Along with Friends of the Santa Clara River, SCOPE appealed the Los Angeles County Regional Planning Commission’s May 18 vote approving the Newhall Ranch development project’s second phase, saying the plan doesn’t address rising chloride levels in the Santa Clara River and will leave taxpayers to foot the bill for chloride-regulating technology.
Mission Village is one part of the planned 20,000-home Newhall Ranch development.
Now, the county board of supervisors will have to hear the local groups’ appeal before the project can move forward. No date has been set for the public hearing.
Along with the commission’s approval of the 4,200-home development is a plan to pump its sewage through the Valencia Water Treatment Plant instead of via a new, updated sanitation plant as required under the county-approved Newhall Ranch specific plan, said Lynne Plambeck, SCOPE’s president.
But that arrangement will be temporary, said Marlee Lauffer, spokeswoman for Newhall Ranch developer, Newhall Land Development Inc.

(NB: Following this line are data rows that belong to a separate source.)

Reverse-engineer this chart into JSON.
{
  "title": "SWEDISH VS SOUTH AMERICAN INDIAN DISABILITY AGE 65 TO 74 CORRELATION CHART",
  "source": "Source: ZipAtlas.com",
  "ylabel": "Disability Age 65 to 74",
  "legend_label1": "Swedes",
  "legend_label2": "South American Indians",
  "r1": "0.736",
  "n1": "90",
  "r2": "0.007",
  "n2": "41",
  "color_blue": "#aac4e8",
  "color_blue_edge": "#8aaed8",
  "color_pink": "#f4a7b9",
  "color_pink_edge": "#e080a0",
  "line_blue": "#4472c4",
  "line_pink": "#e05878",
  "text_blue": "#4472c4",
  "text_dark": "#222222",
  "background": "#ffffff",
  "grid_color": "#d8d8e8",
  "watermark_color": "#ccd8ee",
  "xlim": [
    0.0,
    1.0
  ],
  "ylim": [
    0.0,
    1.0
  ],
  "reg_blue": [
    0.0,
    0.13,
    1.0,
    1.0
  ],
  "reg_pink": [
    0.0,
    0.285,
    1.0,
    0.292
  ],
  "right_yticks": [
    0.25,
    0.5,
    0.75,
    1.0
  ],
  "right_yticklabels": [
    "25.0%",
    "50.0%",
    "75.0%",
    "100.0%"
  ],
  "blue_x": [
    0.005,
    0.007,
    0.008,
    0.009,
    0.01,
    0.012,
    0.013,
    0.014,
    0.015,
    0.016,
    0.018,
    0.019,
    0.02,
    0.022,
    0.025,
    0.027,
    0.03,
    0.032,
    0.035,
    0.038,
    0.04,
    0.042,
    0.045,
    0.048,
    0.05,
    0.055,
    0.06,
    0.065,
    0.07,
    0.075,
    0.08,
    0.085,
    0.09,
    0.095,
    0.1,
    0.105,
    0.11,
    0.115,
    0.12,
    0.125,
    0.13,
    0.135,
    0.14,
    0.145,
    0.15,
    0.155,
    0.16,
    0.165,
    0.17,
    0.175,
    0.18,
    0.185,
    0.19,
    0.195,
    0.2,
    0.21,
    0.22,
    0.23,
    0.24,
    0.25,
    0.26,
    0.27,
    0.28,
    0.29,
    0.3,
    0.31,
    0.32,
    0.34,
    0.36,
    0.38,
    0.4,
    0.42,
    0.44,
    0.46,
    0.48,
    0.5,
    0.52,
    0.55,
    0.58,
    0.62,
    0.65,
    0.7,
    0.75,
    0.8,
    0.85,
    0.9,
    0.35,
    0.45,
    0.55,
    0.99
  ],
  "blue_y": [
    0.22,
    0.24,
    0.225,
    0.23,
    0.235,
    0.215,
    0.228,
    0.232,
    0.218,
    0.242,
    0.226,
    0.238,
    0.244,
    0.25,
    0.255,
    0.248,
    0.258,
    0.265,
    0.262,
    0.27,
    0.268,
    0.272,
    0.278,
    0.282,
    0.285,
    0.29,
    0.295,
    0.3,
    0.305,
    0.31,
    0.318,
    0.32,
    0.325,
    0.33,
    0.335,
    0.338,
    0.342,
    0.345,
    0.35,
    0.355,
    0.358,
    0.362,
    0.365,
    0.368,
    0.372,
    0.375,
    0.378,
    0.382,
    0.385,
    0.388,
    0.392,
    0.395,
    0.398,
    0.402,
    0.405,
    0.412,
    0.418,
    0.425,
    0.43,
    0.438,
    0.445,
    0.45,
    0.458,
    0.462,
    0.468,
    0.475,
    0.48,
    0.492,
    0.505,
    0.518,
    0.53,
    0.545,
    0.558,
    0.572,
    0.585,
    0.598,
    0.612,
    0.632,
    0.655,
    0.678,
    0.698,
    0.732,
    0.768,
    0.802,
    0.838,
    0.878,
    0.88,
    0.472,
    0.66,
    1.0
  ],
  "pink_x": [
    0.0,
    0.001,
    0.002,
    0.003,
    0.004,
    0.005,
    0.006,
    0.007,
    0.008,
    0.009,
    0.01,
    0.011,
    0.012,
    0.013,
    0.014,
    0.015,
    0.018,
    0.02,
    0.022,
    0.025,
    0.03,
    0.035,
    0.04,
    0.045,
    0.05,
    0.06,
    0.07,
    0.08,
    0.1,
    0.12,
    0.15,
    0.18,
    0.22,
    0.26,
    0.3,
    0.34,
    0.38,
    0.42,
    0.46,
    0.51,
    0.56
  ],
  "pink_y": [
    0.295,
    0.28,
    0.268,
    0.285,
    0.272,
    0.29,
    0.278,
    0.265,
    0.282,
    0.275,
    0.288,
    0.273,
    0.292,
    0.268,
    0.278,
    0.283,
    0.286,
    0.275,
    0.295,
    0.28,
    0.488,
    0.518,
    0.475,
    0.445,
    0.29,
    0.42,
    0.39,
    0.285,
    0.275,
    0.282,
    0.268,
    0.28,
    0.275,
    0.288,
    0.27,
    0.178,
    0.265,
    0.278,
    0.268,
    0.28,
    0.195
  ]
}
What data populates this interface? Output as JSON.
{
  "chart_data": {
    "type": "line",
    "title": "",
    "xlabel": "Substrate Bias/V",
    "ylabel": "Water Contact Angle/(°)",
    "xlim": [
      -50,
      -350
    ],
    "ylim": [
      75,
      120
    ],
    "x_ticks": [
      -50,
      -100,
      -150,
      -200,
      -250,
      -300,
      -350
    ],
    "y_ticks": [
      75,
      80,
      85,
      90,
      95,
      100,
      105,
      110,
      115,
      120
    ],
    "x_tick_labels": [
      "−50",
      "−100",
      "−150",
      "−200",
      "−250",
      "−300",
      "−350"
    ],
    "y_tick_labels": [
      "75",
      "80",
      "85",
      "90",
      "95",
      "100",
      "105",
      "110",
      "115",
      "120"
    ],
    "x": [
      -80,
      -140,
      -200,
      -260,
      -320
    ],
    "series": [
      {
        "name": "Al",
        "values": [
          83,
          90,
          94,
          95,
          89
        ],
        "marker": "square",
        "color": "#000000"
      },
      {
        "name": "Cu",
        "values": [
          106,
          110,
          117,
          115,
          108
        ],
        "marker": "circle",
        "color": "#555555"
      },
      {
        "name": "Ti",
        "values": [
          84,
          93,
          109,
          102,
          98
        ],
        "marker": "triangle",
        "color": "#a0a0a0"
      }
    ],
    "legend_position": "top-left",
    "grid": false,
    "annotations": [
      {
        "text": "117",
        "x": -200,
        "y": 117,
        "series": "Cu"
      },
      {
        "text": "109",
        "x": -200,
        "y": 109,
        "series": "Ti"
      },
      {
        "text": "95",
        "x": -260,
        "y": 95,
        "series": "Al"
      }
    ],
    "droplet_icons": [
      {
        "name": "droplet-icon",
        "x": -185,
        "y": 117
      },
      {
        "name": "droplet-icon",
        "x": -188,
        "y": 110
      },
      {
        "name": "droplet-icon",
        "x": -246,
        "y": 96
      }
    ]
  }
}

“Newhall Land will be paying all the applicable sanitation district fees … and per the interconnecting agreement with the sanitation district, by the time there are 6,000 homes in Newhall Ranch, there will be a water treatment plant online,” Lauffer said.
Building a new wastewater plant before those homes are built would be inefficient, she said.
The Newhall Ranch specific plan, approved by the county in 2004, requires that the project’s developers build a new sewage treatment plant that meets Clean Water Act standards for lowering chloride in the Santa Clara River — requirements the Valencia plant doesn’t yet meet, Plambeck said.
Last summer, downstream Ventura County farmers claimed water released from the SCV was damaging their crops because the water carried relatively high levels of chlorides, a naturally occurring salt.
Local water users learned that removing chlorides from the SCV’s water supply to prevent regional water board fines could cost them millions of dollars.
Adding Newhall Ranch’s waste to the sanitation plant would only add to the burden local taxpayers have to shoulder to cover the cost of new, chloride-regulating upgrades, SCOPE members say.
And they argue, the SCV is already full of approved homes waiting to be built due to the economic downturn.
“We need to be good stewards of the Santa Clara River, and it’s not like we need new housing right now … We can make a considered opinion about it,” Plambeck said.
Edel Vizcarra, Antonovich’s planning deputy, said there could be an appeal hearing as soon as August.
He noted that for a development project of this size, there are frequently appeals from different groups.
“A lot of folks want to make sure everything’s vetted before they approve anything,” Vizcarra said.
Lauffer said Newhall Land and the county have been careful to do that.
“But we’ll vet it again, before the board of supervisors,” she said.